日本の2025年祝日カレンダー情報を追加し、全てのレスポンスに含めるようにしました。これにより、LLMがTODOの内容と祝日との関連性を考慮したフォーマットが可能になります。

const HOLIDAYS_2025 = [
  { date: "2025/01/01", name: "元日 (New Year's Day)", day: "水" },
  { date: "2025/01/13", name: "成人の日 (Coming of Age Day)", day: "月" },
  { date: "2025/02/11", name: "建国記念の日 (National Foundation Day)", day: "火" },
  // ...その他の祝日情報
];

export function getHolidayInfo(): HolidayInfo {
  return {
    year: 2025,
    holidays: HOLIDAYS_2025,
  };
}

開発で得られた気づき

1. LLMの効果的な活用方法

このプロジェクトを通じて、LLMを活用する上での重要な気づきが得られました。
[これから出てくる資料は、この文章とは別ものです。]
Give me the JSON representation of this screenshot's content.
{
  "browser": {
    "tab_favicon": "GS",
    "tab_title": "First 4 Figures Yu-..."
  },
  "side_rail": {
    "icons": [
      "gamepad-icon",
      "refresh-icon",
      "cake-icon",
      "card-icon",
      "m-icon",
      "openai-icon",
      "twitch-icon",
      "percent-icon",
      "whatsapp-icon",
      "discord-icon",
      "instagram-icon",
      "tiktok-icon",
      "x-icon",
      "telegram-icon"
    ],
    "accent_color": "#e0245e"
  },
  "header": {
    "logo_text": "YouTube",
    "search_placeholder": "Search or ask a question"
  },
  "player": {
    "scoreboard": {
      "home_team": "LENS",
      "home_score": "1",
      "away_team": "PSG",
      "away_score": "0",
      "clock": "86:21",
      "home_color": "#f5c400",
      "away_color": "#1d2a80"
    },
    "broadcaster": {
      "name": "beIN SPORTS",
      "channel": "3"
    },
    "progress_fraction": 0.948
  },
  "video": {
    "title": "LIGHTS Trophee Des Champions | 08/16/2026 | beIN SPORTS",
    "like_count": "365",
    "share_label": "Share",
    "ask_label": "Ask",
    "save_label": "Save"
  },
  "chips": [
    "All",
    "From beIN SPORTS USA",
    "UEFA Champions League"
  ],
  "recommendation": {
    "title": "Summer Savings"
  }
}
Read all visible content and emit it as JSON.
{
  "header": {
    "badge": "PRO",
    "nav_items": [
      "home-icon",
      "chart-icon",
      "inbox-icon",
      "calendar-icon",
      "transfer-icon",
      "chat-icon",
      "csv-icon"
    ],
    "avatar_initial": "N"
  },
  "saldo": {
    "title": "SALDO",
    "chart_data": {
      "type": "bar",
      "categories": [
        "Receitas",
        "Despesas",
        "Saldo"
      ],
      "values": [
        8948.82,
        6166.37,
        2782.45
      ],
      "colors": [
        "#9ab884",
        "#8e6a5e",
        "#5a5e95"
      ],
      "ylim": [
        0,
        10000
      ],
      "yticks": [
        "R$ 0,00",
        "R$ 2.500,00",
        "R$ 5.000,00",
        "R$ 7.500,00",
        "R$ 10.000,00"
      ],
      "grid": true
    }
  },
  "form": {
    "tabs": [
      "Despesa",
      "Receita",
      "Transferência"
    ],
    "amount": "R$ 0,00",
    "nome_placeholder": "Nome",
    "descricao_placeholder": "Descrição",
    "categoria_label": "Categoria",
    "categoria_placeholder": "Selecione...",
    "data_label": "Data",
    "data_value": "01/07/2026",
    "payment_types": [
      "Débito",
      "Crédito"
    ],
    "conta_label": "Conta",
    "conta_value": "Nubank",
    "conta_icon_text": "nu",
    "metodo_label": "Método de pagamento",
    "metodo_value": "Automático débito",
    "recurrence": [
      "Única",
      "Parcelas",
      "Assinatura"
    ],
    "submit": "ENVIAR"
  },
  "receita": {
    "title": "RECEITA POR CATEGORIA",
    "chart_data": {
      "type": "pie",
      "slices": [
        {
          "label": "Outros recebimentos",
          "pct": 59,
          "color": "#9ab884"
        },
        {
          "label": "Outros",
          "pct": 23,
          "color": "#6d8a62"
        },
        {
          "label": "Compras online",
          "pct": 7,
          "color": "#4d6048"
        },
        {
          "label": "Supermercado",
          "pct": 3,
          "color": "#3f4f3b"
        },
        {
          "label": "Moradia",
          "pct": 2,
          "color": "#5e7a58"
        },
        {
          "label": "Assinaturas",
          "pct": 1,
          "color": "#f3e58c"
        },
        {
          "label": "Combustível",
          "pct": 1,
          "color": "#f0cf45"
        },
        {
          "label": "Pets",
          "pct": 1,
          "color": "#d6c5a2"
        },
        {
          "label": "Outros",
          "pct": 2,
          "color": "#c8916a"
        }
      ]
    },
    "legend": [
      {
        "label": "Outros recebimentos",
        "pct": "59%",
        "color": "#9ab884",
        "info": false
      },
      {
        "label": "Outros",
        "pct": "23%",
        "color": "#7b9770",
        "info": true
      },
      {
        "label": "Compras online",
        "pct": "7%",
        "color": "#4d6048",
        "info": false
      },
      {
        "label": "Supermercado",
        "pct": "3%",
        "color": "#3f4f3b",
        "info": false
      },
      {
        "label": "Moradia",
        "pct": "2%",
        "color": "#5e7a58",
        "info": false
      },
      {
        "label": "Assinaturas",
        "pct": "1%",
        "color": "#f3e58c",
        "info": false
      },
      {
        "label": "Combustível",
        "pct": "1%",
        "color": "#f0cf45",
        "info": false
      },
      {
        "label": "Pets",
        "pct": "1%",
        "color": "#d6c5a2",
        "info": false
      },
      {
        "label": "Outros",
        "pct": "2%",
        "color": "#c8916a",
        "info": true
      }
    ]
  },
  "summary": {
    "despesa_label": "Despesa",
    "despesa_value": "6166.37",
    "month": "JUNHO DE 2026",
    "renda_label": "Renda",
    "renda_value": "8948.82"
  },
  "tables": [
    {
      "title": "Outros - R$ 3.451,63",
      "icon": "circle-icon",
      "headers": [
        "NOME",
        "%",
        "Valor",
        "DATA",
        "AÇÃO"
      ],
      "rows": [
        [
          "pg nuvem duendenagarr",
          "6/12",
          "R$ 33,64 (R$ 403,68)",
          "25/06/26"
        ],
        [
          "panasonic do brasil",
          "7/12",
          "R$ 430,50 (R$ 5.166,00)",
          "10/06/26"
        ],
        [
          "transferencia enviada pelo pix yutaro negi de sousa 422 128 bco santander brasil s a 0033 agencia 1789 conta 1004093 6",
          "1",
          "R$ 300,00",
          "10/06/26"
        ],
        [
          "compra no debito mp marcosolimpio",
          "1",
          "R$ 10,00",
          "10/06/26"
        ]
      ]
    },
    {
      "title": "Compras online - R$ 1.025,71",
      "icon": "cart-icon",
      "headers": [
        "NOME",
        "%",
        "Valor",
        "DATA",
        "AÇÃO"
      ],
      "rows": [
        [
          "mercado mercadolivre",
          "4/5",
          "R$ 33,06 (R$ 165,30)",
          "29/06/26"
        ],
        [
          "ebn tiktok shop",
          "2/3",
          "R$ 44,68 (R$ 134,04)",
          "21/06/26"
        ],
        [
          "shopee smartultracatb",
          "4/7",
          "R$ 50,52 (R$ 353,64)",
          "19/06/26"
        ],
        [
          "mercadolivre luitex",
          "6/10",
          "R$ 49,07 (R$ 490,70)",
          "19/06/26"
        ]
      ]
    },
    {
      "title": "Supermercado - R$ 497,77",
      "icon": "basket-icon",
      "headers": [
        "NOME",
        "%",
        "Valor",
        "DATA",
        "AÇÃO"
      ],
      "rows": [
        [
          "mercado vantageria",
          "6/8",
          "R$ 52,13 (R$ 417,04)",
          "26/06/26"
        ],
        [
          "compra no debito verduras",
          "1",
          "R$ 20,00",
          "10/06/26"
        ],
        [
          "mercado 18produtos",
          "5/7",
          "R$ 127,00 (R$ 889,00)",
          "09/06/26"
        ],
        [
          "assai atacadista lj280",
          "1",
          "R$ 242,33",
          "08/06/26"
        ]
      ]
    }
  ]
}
LLMは単に質問に答えるだけでなく、「データの変換・整形・拡張」というパイプラインの一部として組み込むことで大きな価値を発揮します。具体的には:

  • 適切なプロンプト設計: 詳細なフォーマット指示を与えることで、一貫性のある高品質な出力を得られる
  • コンテキスト活用: 祝日情報など補助データを提供することで、LLMの判断精度が向上する
  • ユーザー入力の柔軟な解釈: 自然言語での指示をシステムコマンドに変換できる橋渡し役になる

2. 「データと表示の分離」という新しいパターン

従来のアプリケーション開発では「データはリッチに保存し、必要に応じて表示する」というアプローチが一般的でした。しかしLLMを活用することで「データはミニマルに保存し、表示時にAIで拡張する」という新しいパターンが実現できます。

この方法のメリットは:

  • データベース設計の簡素化
  • スキーマ変更の柔軟性向上
  • 表示ロジックのアプリケーションコードからの分離
  • 自然言語によるインターフェースの実現

3. MCPというプロトコルの可能性

MCPはLLMの能力を拡張するための優れた仕組みであり、様々なツールやAPIをLLMに接続する標準的な方法を提供します。今回の実装から得られた知見は:

  • シンプルなAPIでも強力な機能拡張が可能
  • ユーザーにとっては複雑な処理も自然な会話として体験できる
  • 「工具としてのAI」という新しい活用方法の土台となる

実際の使用例

以下は、実際にTiny-Todo-MCPを使用した会話の例です:

ユーザー: zennに記事を書きます。期限は今週末です。

ユーザー: やっぱり来週にします。

ユーザー: 来週は少しペースを落としたいです。アレンジしてください。

この例からわかるように、Tiny-Todo-MCPは自然言語での指示を理解し、適切に対応します。例えば:

  • 「やっぱり来週にします」という自然な表現から、期限を自動的に1週間後に設定
  • 「ペースを落としたい」という抽象的な要望を解釈し、期限延長と優先度低下という具体的なアクションに変換

従来のTODOアプリでは、日付変更や優先度変更はそれぞれUIの異なる部分での操作が必要ですが、LLMを活用したこのアプローチでは、自然な会話だけで複数の変更を一度に実行できます。

まとめ

Tiny-Todo-MCPの開発を通して、LLMの特性を活かしたアプリケーション設計について考える機会を得ました。このプロジェクトで特に興味深かったのは、「やっぱり来週にします」や「ペースを落としたいです」といった日常会話のような指示でもシステムが適切に対応できる点です。従来のUIでは複数の操作ステップが必要な処理も、自然な言葉だけで完結させられるようになりました。
MCPはまだ発展途上のプロトコルですが、データの保存方法と表示方法を再考するきっかけになりました。シンプルなデータベースとLLMの組み合わせが、予想以上に柔軟なシステムを実現できることは良い発見でした。
このアプローチが全てのアプリケーションに適しているわけではありませんが、特定のユースケースでは大きな価値を発揮する可能性を感じました。